Illustration @mehdi_ange_r (INSTAGRAM)

Há já alguns dias que me pergunto: "Começou o seu blogue. Falou-nos dos seus marcos, dos seus traumas. O que é que vai dizer agora?

Idealmente, gostaria muito que partilhassem comigo as vossas experiências com o VIH. Infelizmente, de momento ainda não recebi quaisquer testemunhos. Algumas pessoas disseram-me: "Apetece-me escrever, é o que farei".

Compreendo que o acto de escrever não é assim tão simples de fazer.

Como disse antes, a escrita sempre fez parte da minha vida. Comecei inúmeros romances, contos, por vezes poemas, mas nunca os terminei. Creio que se não acabei, foi simplesmente que a intenção na altura não era suficientemente altruísta. Escrever nessa altura era terapêutico, ajudou-me a tirar aquelas palavras que não podia dizer, a torná-las reais, a estruturar os meus pensamentos e muitas vezes a aliviar as minhas dores de coração. Eu costumava ser um verdadeiro coração de alcachofra, por isso tive de desabafar de alguma forma as minhas frustrações e decepções.

Antes de eu começar o blogue, nunca ninguém tinha lido nada por mim. Tudo o que escrevo hoje sai espontaneamente sem que eu pense demasiado sobre isso. Tenho uma relação muito emocional com as palavras, com a vida em geral.

Reli os meus textos, os do blogue.

Por vezes penso que as minhas fórmulas não são as correctas, que não penso realmente as coisas da forma como estão escritas. Cheguei mesmo a pensar em refazer as minhas histórias. Qual seria o objectivo disso? Estas palavras são um pedaço de mim num momento, e se há uma coisa que não me interessa, é o julgamento que as pessoas podem fazer sobre o que eu escrevo. Hoje penso assim, mas amanhã talvez mais. Afinal, eu sou um Gémeo.
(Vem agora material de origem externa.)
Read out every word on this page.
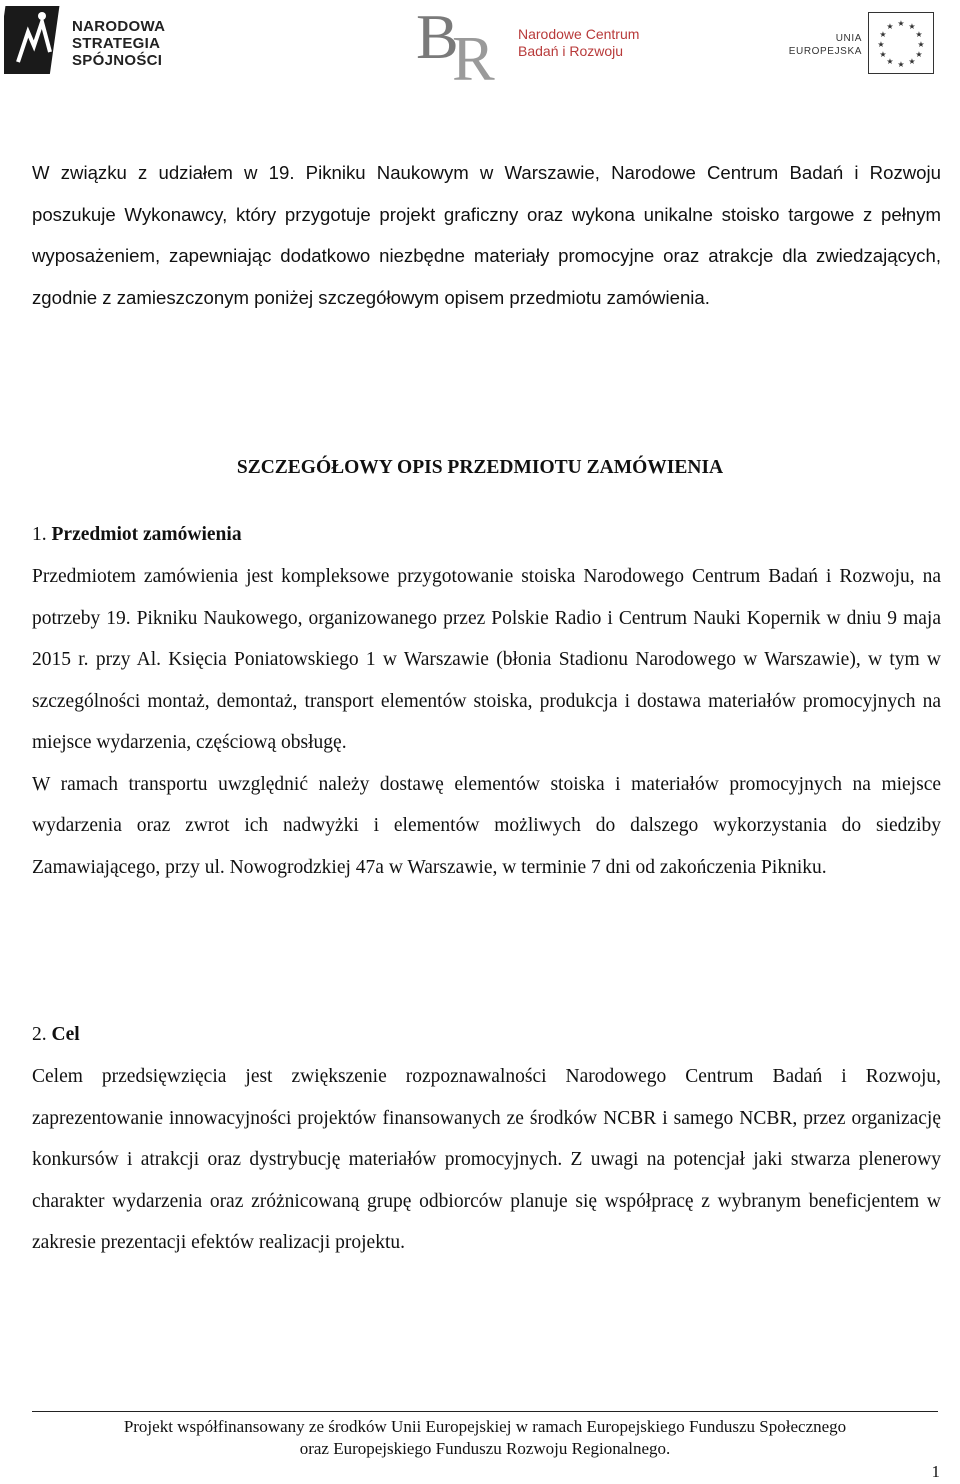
NARODOWA
STRATEGIA SPÓJNOŚCI	B
R Narodowe Centrum
Badań i Rozwoju
UNIA
EUROPEJSKA
★ ★
★
★
★
★
★
★
★
★
★
★

W związku z udziałem w 19. Pikniku Naukowym w Warszawie, Narodowe Centrum Badań i Rozwoju poszukuje Wykonawcy, który przygotuje projekt graficzny oraz wykona unikalne stoisko targowe z pełnym wyposażeniem, zapewniając dodatkowo niezbędne materiały promocyjne oraz atrakcje dla zwiedzających, zgodnie z zamieszczonym poniżej szczegółowym opisem przedmiotu zamówienia.

SZCZEGÓŁOWY OPIS PRZEDMIOTU ZAMÓWIENIA
1. Przedmiot zamówienia

Przedmiotem zamówienia jest kompleksowe przygotowanie stoiska Narodowego Centrum Badań i Rozwoju, na potrzeby 19. Pikniku Naukowego, organizowanego przez Polskie Radio i Centrum Nauki Kopernik w dniu 9 maja 2015 r. przy Al. Księcia Poniatowskiego 1 w Warszawie (błonia Stadionu Narodowego w Warszawie), w tym w szczególności montaż, demontaż, transport elementów stoiska, produkcja i dostawa materiałów promocyjnych na miejsce wydarzenia, częściową obsługę.

W ramach transportu uwzględnić należy dostawę elementów stoiska i materiałów promocyjnych na miejsce wydarzenia oraz zwrot ich nadwyżki i elementów możliwych do dalszego wykorzystania do siedziby Zamawiającego, przy ul. Nowogrodzkiej 47a w Warszawie, w terminie 7 dni od zakończenia Pikniku.

2. Cel

Celem przedsięwzięcia jest zwiększenie rozpoznawalności Narodowego Centrum Badań i Rozwoju, zaprezentowanie innowacyjności projektów finansowanych ze środków NCBR i samego NCBR, przez organizację konkursów i atrakcji oraz dystrybucję materiałów promocyjnych. Z uwagi na potencjał jaki stwarza plenerowy charakter wydarzenia oraz zróżnicowaną grupę odbiorców planuje się współpracę z wybranym beneficjentem w zakresie prezentacji efektów realizacji projektu.

Projekt współfinansowany ze środków Unii Europejskiej w ramach Europejskiego Funduszu Społecznego
oraz Europejskiego Funduszu Rozwoju Regionalnego.
1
Não lhe vou mentir, logo no início o blogue era terapêutico. Não consigo realmente descrever o que fez por mim. Mas agora é diferente. Também me sinto responsável pelas coisas que escrevo e que irão ler. A responsabilidade acrescenta uma pressão que eu não tinha considerado. As opiniões de todos os outros também se desfazem da minha espontaneidade e intenções.

Não recuso o diálogo. Não recuso que as pessoas possam não gostar dos meus textos e da forma como são escritos, pensados e soletrados... Recuso, no entanto, que as pessoas me julguem. Porque se hoje atiro todas as minhas histórias à vossa cara, é porque vivemos numa sociedade que nos faz sentir ansiosos. Se ser seropositivo em 2019 não fosse um problema social, o meu blogue não existiria.
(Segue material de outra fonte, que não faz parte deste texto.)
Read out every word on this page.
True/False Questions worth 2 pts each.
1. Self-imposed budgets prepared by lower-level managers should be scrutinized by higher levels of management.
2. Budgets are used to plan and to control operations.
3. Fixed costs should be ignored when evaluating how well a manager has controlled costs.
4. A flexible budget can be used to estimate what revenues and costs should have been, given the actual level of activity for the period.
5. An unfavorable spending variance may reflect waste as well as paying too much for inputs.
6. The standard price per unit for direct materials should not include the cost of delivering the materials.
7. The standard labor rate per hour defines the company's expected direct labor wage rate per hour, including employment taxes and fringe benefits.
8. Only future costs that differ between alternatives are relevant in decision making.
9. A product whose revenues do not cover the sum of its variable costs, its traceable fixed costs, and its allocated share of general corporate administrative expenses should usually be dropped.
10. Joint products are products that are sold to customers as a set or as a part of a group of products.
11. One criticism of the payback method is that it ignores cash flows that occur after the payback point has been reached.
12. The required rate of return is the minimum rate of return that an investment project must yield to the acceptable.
Apercebi-me recentemente do quanto me tenho vindo a reconciliar comigo próprio e com o projecto JOURNAL POSITIF.

Talvez não saiba isto, mas fiz uma entrevista para a TÊTU e o vídeo foi publicado no fim-de-semana de Ano Novo. Nas redes sociais, algumas pessoas postaram comentários repugnantes. Quer que eu lhe diga que efeito isso teve em mim?
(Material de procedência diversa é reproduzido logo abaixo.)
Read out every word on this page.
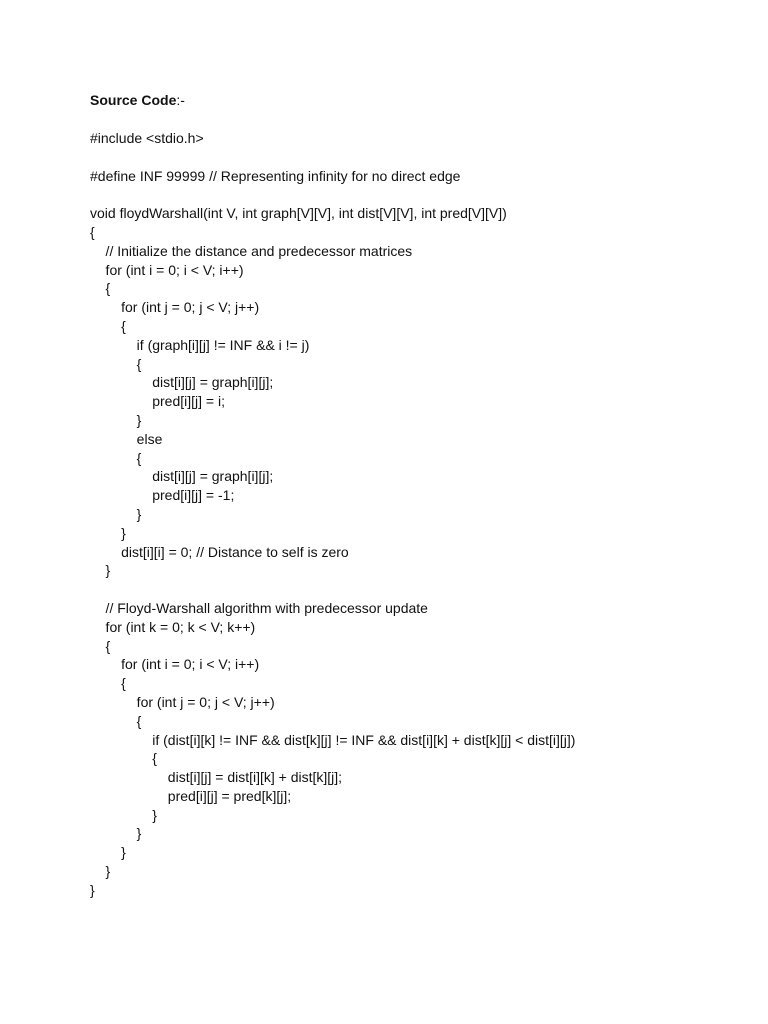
Source Code:-
#include <stdio.h>
#define INF 99999 // Representing infinity for no direct edge
void floydWarshall(int V, int graph[V][V], int dist[V][V], int pred[V][V])
{
// Initialize the distance and predecessor matrices
for (int i = 0; i < V; i++)
{
for (int j = 0; j < V; j++)
{
if (graph[i][j] != INF && i != j)
{
dist[i][j] = graph[i][j];
pred[i][j] = i;
}
else
{
dist[i][j] = graph[i][j];
pred[i][j] = -1;
}
}
dist[i][i] = 0; // Distance to self is zero
}
// Floyd-Warshall algorithm with predecessor update
for (int k = 0; k < V; k++)
{
for (int i = 0; i < V; i++)
{
for (int j = 0; j < V; j++)
{
if (dist[i][k] != INF && dist[k][j] != INF && dist[i][k] + dist[k][j] < dist[i][j])
{
dist[i][j] = dist[i][k] + dist[k][j];
pred[i][j] = pred[k][j];
}
}
}
}
}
Intelectualmente, revoltou-me, mas emocionalmente nada. Nem uma grama de dor. Eu sei porque faço o que faço hoje e não o faço por mim próprio. Portanto, sim, falo num vídeo, dou a minha voz num rádio, ponho as minhas palavras na web, mas a minha história é apenas um pretexto. Não se trata de saber se fui ferido por estes comentários difamatórios, serofóbicos e homofóbicos. São todas as pessoas seropositivas que são atacadas ao atacarem-me. Pelo menos, foi assim que me senti e disse a mim próprio: "Merda, este ódio não é de todo o que eu queria. Estou a fazê-lo mal? O que poderia eu ter dito para gerar estas palavras?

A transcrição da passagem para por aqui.